CHARGES PATRONALES ET INDIRECTES

Ce sont des cotisations sociales qui concernent uniquement les employeurs. Toutes les entreprises doivent s’en acquitter. Elles sont calculées sur le salaire brut versé aux travailleurs. Les charges sont dites indirectes lorsqu’elles touchent les produits divers de l’entreprise comme les frais de publicité, les loyers, les dépenses d’assurance, les coûts des services généraux, etc., et sont soumises à une comptabilité spécifique.

Vous venez de créer votre entreprise et vous vous interrogez sur vos futures taxes ? Le règlement de nouveaux impôts sera en effet obligatoire pour vous. Pas toujours évident de comprendre comment l’imposition des entreprises fonctionne exactement. Nous vous proposons de faire le point sur les charges patronales. Qui en est redevable ? À qui ces sommes sont-elles versées ? Et comment ces cotisations sont-elles redistribuées ?

Les charges patronales, c’est quoi ?

Les charges patronales sont des redevances que les employeurs reversent aux fins de cotisations sociales. Elles s’appliquent à tout type d’entreprise, qu’elle soit libérale, industrielle, agricole ou artisanale. En effet, les charges patronales permettent de couvrir l’ensemble des prestations sociales des travailleurs du professionnel et de financer les caisses publiques. Elles s’ajoutent au salaire brut de l’employé. Les charges indirectes quant à elles concernent toute ou une partie des produits de l’entreprise. Elles servent à couvrir les dépenses effectuées pour les services généraux de l’entreprise.

 

Quels sont les différents types de charges patronales et de charges indirectes ?

Les charges patronales regroupent les cotisations pour l’assurance chômage, la vieillesse, la maladie (professionnelle ou non), les aides au logement, les accidents du travail et les allocations familiales. Elles représentent donc 80% du financement de la protection sociale. D’autres charges patronales sont aussi à prendre en compte : les cotisations pour la retraite et pour le financement des formations professionnelles.

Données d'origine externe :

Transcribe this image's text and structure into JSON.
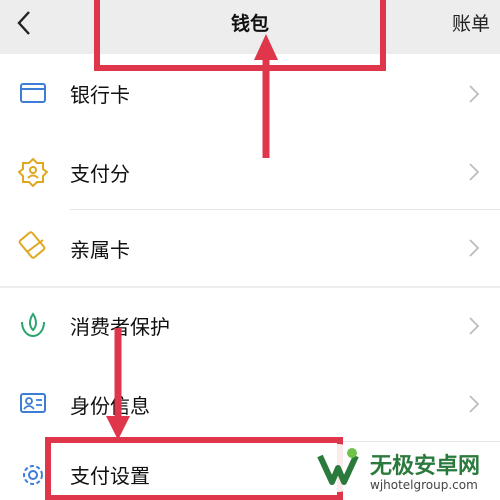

De l’autre côté, les charges indirectes, quant à elles, couvrent les coûts fixes et variables qu’une entreprise doit supporter comme le loyer, les assurances, l’entretien des locaux, les budgets des campagnes publicitaires… En somme, les charges patronales ont un but plutôt social quand les charges indirectes servent à permettre à l’entreprise de fonctionner correctement au quotidien.

À noter qu’il existe aussi des cotisations salariales qui, comme leur nom l’indique, sont assumées par les salariés et financent aussi en partie notre protection sociale.

 

Quel est le montant des charges patronales ?

Les charges patronales sont calculées directement sur le salaire brut des salariés, et ce, quelle que soit la taille de l’entreprise ou son secteur d’activité. Le calcul se fait chaque mois ou chaque année. Le montant prélevé sur le salaire brut va de 25 à 42% et dépend de la nature des cotisations, de leur pourcentage et de l’assiette salariale.

Bien que calculé sur le salaire de l’employé, c’est bien aux patrons qu’incombent le règlement des charges patronales, non aux salariés.

 

Comment sont redistribuées les charges patronales ?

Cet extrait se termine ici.